According to the police report, the students were found in poor condition after spending almost an hour wedged in cramped seats, many of whom apparently rendered deaf from speaker-related ear damage.

First responder Michelle Eckmann gave a grim description of what she came across after cutting through metal grating.

“The first thing I remember, more vividly than anything else was the smell. It burned your eyes and throat. Then we spotted them, the students huddled in the corner. They were clearly confused and afraid; we could see their arms were emaciated and deformed from repeatedly sticking up orange and green pieces of paper.

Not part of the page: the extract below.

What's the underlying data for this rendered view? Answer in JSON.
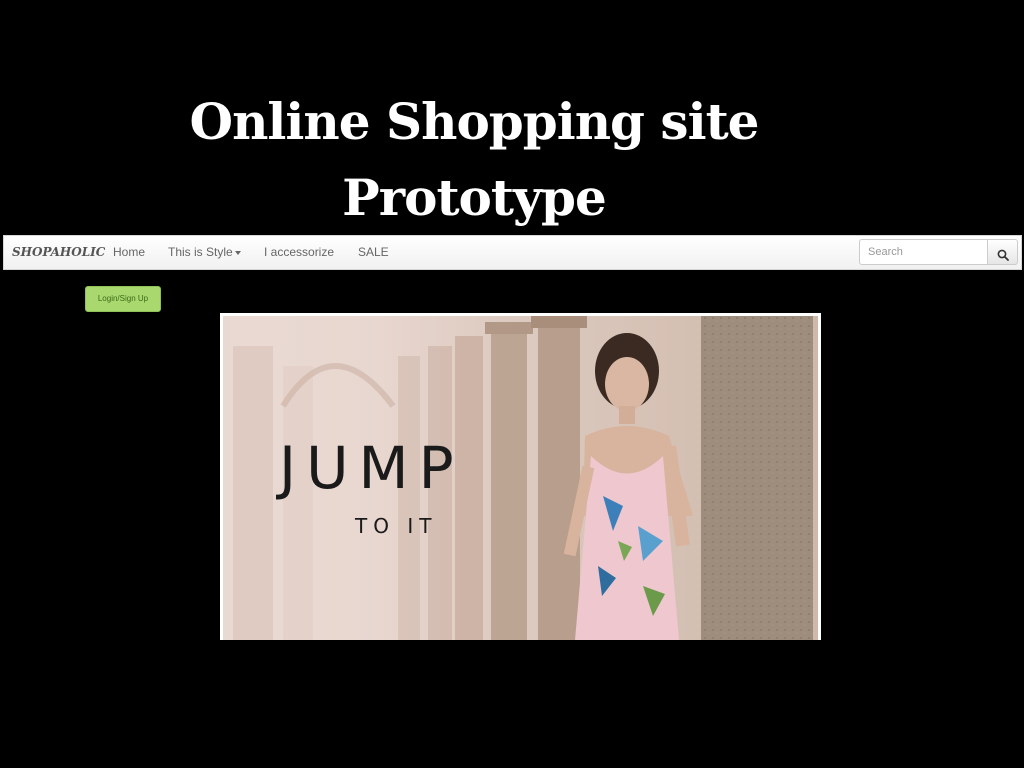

“Many of them were completely unresponsive, just staring straight ahead, slack-jawed and drooling. The ones we were able to rouse all asked us the same thing if they’d won the iPad, and they kept trying to give us their tickets. We weren’t sure what was going on, or even if we wanted to know.”

On scene medical staff confirmed that the students had been trapped in the fences for upwards of 45 minutes, forced to subsist on nothing but stale coffee and pastries.

Police believe that the students were originally part of an underground voting ring that authorities broke up last month. Chief of security Henry Wallace commented on the discovery.

“It’s disgusting, student government gathers up these big groups of students with the intention of reaching quorum and after they’ve voted themselves stupid they just pick up and leave, leaving the students to fend for themselves.”

Wallace also said, “The students have since been placed under the care of the province, but that’s not an indefinite solution. If not adopted, many of these students will unfortunately be euthanized. But given their state, it’s the humane thing to do.”